Question

If $A$ is an invertible matrix of order $3$ and $B$ is another matrix of the same order as of $A,$ such that $\left|B\right|=2,A^{T}\left|A\right|B=A\left|B\right|B^{T}.$ If $\left|A B^{- 1} a d j \left(A^{T} B\right)^{- 1}\right|=K,$ then the value of $16K$ is equal to

Answer 1

$\because A^{T}\left|A\right|B=A\left|B\right|B^{T}$
Taking determinant on both sides, we get,
$\left|A^{T}\right|\left|A\right|\left|B\right|=\left|A\right|\left|B\right|\left|B^{T}\right|$
$\Rightarrow \left|A\right|=2$
Now, $\left|A B^{- 1} a d j \left(A^{T} B\right)^{- 1}\right|$
$\left|\right.A\left|\right.\times \frac{1}{\left|\right.

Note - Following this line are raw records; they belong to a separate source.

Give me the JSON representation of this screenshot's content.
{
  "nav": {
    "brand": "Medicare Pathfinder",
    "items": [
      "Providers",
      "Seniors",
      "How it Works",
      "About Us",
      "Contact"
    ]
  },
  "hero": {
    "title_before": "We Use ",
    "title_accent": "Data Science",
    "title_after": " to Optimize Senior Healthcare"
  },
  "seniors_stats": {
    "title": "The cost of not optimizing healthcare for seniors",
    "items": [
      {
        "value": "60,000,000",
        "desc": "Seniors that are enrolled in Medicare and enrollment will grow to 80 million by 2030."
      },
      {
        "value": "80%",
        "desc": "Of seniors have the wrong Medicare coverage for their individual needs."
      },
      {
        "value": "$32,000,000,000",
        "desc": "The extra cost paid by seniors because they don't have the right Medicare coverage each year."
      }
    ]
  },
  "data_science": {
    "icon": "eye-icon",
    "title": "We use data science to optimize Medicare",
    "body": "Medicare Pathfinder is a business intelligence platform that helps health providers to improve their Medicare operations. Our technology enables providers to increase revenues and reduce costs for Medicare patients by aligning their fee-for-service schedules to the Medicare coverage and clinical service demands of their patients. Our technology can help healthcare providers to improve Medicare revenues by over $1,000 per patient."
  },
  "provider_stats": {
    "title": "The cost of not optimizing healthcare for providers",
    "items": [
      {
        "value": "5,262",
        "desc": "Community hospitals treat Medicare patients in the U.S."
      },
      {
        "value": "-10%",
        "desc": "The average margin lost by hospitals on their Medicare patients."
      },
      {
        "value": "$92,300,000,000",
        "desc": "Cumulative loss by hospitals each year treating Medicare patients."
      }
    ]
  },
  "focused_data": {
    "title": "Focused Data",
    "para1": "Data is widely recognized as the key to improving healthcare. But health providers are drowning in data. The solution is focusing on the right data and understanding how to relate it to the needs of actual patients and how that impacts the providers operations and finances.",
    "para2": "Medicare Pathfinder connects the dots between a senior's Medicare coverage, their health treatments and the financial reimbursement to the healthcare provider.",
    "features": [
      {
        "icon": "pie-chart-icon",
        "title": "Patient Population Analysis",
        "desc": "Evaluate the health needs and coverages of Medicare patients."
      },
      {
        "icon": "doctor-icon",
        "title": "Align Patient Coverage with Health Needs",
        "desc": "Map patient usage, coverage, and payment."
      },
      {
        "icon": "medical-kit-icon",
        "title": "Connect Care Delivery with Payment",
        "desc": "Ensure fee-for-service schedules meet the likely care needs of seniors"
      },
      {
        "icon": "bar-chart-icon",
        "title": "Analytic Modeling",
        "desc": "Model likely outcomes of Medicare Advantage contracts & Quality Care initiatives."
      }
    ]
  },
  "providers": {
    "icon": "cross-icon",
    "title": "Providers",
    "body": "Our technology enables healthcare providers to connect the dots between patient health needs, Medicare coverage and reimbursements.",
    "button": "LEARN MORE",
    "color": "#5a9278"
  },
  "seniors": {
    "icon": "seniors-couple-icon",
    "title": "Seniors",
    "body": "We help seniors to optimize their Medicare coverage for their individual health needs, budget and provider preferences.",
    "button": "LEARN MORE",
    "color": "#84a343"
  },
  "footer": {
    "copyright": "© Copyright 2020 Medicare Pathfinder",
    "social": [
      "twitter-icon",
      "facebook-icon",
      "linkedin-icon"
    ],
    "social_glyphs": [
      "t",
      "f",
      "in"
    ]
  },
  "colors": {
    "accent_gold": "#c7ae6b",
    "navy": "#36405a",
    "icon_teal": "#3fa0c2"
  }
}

B \left|\right.}\times \frac{1}{\left|\right. a d j \left(\right. A^{T} B \left.\right) \left|\right.}$
$\left|A\right|\times \frac{1}{\left|B\right|}\times \frac{1}{\left|A^{T} B\right|^{2}}=\frac{\left|A\right|}{\left|B\right|^{3} \left|A\right|^{2}}=\frac{1}{16}$
i.e. $16K=1$